The Stump & Candle on the corner of the Market Place and Church Street also has a fascinating history and has changed its name on numerous occasions. Back in 1517 it was known as The Bell and it was here that John Foxe was born, author the famous Book of Martyrs. The pub known as The Bell stood there until about 1780 when it was replaced by the present building.
From about 1850 it was known as The Rum Puncheon and it is known that it opened its doors at 5.30am in the winter to serve hot coffee and rum at 2d a mug to the workmen going to work at 6am on the boats and in the warehouses on the riverside. This must be where the name came from.
I can remember it still being The Rum Puncheon in the early 1970s but since then it has been called The Angel & Foxe, Martha’s Vineyard and now The Stump & Candle.
The Three Tuns pub, which stood on the west side of the Market Place, about where the Seventh Heaven Café is now, is believed to have had one famous visitor. It is said that Oliver Cromwell lodged there the night before the Battle of Winceby. The whole of that side of the Market Place was demolished and replaced with a crescent of shops that still stand today.
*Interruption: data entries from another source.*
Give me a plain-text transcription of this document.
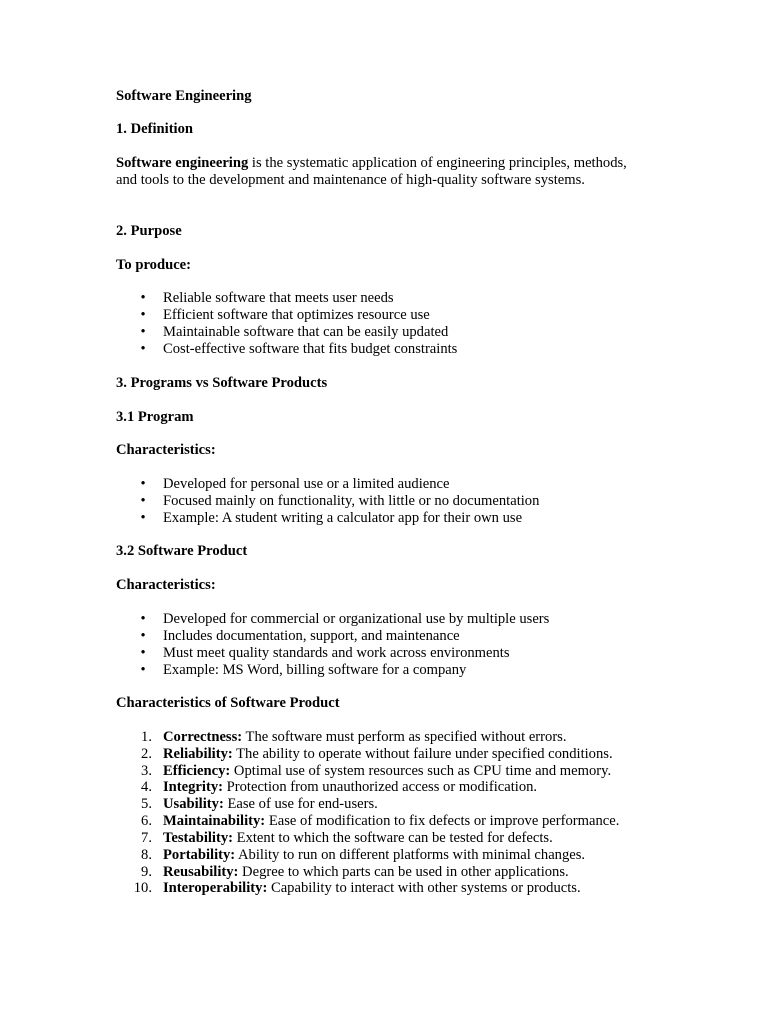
Software Engineering
1. Definition
Software engineering is the systematic application of engineering principles, methods, and tools to the development and maintenance of high-quality software systems.
2. Purpose
To produce:
• Reliable software that meets user needs
• Efficient software that optimizes resource use
• Maintainable software that can be easily updated
• Cost-effective software that fits budget constraints
3. Programs vs Software Products
3.1 Program
Characteristics:
• Developed for personal use or a limited audience
• Focused mainly on functionality, with little or no documentation
• Example: A student writing a calculator app for their own use
3.2 Software Product
Characteristics:
• Developed for commercial or organizational use by multiple users
• Includes documentation, support, and maintenance
• Must meet quality standards and work across environments
• Example: MS Word, billing software for a company
Characteristics of Software Product
1. Correctness: The software must perform as specified without errors.
2. Reliability: The ability to operate without failure under specified conditions.
3. Efficiency: Optimal use of system resources such as CPU time and memory.
4. Integrity: Protection from unauthorized access or modification.
5. Usability: Ease of use for end-users.
6. Maintainability: Ease of modification to fix defects or improve performance.
7. Testability: Extent to which the software can be tested for defects.
8. Portability: Ability to run on different platforms with minimal changes.
9. Reusability: Degree to which parts can be used in other applications.
10. Interoperability: Capability to interact with other systems or products.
The building which is now the New England in Wide Bargate was built in about 1830 to replace the old Cross Keys Inn. The land next to the inn was once occupied by the cottages and gardens of the Bedesman of the Guild of St Peter, whose symbol was the cross keys. It was still known as The Cross Keys until 1969 when it was enlarged and turned into a hotel with its new name of the New England, which alludes to our North American links.
Once I restart my tours again I shall be doing a tour about the history of Boston pubs on the fourth Sunday of every month. No, you don’t have a drink in every one but you will hear many interesting stories about the pubs of Boston both past and present. The ones that I have recounted here are just a few of the tales that I have to tell.